Author:
Jesan Rodriges,Hassan Zahir
Abstract
Ensuring the provision of high-quality and dependable power supply to customers stands as a paramount responsibility within the realm of power systems. The concept of restructuring the power system emerges as an efficient approach to deliver economically viable and uninterrupted power supply. The assessment of power system reliability hinges on various factors, with the reliability index serving as a pivotal metric, dependent on both system security and adequacy. To enhance the reliability index, strategically locating FACTS devices becomes essential, a task facilitated through power flow analysis with specified constraints, pinpointing the weakest points through Genetic Algorithm-driven fast-acting device placement. The correlation between DG establishment and the reliability index was meticulously calculated, further bolstered by the introduction of a Derated Forced Outage Rate for enhanced performance assessment. In the pursuit of heightened power system reliability, sequential simulations prove invaluable, particularly in minimizing Expected Energy Not Supplied (EENS) and improving overall system reliability.
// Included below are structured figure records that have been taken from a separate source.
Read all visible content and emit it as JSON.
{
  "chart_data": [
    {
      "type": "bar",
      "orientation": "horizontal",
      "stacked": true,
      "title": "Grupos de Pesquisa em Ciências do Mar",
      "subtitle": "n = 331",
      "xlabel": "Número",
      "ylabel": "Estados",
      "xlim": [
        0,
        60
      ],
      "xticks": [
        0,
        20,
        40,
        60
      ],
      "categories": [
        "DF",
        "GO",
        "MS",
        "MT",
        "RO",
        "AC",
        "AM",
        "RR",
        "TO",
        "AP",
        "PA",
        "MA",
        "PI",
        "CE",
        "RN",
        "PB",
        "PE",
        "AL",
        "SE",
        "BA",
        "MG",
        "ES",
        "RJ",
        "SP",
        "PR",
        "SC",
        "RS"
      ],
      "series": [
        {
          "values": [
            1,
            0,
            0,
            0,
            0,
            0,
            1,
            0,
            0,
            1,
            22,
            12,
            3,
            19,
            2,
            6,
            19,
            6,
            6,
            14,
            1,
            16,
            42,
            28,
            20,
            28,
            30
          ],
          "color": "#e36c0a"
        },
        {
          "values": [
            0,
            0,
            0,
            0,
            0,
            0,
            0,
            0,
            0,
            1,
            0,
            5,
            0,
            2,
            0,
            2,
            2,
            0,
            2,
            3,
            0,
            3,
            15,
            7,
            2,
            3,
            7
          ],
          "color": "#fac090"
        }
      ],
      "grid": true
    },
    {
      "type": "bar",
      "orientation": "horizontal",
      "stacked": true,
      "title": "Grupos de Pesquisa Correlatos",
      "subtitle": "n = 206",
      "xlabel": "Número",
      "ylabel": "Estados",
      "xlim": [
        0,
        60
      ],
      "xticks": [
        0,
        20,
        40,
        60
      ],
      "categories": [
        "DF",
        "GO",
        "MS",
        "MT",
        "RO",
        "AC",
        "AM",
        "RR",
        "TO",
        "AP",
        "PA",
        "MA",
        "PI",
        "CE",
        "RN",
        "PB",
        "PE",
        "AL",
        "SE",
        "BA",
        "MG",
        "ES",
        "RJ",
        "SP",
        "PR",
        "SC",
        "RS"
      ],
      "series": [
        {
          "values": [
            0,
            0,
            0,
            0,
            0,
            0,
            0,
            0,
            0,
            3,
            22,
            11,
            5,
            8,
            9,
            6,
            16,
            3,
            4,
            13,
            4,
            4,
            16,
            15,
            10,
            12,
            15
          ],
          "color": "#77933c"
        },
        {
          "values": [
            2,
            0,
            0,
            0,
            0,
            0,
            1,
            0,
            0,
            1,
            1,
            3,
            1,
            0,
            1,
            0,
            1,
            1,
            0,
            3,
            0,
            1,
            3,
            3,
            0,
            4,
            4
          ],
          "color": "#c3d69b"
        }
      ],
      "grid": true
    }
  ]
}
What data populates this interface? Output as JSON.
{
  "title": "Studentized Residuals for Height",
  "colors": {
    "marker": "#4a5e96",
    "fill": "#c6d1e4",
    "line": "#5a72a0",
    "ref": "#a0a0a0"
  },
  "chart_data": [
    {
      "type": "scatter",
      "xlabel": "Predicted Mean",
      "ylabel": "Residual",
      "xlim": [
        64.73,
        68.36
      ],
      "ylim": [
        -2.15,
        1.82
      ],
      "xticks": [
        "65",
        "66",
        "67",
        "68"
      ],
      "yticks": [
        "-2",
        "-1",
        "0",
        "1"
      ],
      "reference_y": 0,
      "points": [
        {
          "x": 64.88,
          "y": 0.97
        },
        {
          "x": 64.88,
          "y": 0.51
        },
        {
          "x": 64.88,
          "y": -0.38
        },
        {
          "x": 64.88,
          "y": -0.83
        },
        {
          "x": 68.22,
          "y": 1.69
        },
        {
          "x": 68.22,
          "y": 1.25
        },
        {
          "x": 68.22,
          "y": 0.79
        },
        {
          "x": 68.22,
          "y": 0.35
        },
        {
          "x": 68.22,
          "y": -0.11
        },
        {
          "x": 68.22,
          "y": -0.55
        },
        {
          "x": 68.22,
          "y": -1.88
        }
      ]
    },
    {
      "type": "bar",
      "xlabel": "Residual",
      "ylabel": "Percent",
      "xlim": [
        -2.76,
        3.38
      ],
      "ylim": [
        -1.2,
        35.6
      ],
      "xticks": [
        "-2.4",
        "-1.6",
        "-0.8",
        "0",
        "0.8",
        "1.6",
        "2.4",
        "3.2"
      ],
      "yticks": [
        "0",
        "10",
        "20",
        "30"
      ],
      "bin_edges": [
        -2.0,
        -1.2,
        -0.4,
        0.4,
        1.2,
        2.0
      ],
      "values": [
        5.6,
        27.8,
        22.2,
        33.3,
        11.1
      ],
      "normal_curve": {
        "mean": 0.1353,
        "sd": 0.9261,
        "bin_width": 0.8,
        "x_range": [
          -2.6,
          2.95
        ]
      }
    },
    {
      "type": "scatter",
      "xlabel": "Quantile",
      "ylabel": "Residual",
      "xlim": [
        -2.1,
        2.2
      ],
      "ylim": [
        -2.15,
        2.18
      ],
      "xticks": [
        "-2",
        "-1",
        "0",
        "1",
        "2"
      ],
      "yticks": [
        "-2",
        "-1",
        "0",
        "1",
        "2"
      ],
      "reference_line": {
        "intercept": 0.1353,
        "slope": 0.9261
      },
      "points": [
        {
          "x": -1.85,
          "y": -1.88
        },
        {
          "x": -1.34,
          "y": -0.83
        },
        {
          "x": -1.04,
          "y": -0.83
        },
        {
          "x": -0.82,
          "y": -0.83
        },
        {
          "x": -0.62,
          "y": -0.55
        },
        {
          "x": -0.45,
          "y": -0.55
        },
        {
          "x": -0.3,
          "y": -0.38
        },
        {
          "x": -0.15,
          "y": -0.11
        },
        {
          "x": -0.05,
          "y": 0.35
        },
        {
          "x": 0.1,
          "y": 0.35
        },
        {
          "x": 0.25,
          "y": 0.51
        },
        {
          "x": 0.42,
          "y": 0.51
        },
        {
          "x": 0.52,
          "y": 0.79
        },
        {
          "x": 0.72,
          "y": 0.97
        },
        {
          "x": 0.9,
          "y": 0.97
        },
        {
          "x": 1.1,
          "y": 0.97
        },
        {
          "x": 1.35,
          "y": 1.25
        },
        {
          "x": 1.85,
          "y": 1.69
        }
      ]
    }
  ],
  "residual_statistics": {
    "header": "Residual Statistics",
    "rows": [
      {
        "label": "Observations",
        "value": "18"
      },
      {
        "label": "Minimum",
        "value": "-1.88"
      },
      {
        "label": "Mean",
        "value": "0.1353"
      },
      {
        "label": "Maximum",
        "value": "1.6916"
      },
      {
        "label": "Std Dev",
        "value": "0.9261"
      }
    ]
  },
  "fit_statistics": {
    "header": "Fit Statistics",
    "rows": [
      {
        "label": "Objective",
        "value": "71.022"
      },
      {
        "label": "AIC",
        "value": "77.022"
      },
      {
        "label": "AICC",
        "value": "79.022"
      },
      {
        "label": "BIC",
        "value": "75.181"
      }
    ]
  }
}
The results obtained through sequential simulations underscore the effectiveness of this approach within bulk electrical systems. The installation of multiple FACTS devices in the system's weakest areas facilitated EENS computation, coupled with the assessment of related reliability indices such as system frequency and system duration. This approach not only enhances system reliability but also promotes the economic operation of both transmission and distribution.The simulation results substantiate the alignment of power system reliability objectives in deregulated power systems with the required standards, advocating for the restructuring of power networks. The reliability assessments, driven by the optimal placement of DGs and FACTS devices, reveal substantial improvements in system reliability, underscoring the pivotal role of these technologies in enhancing overall power system dependability.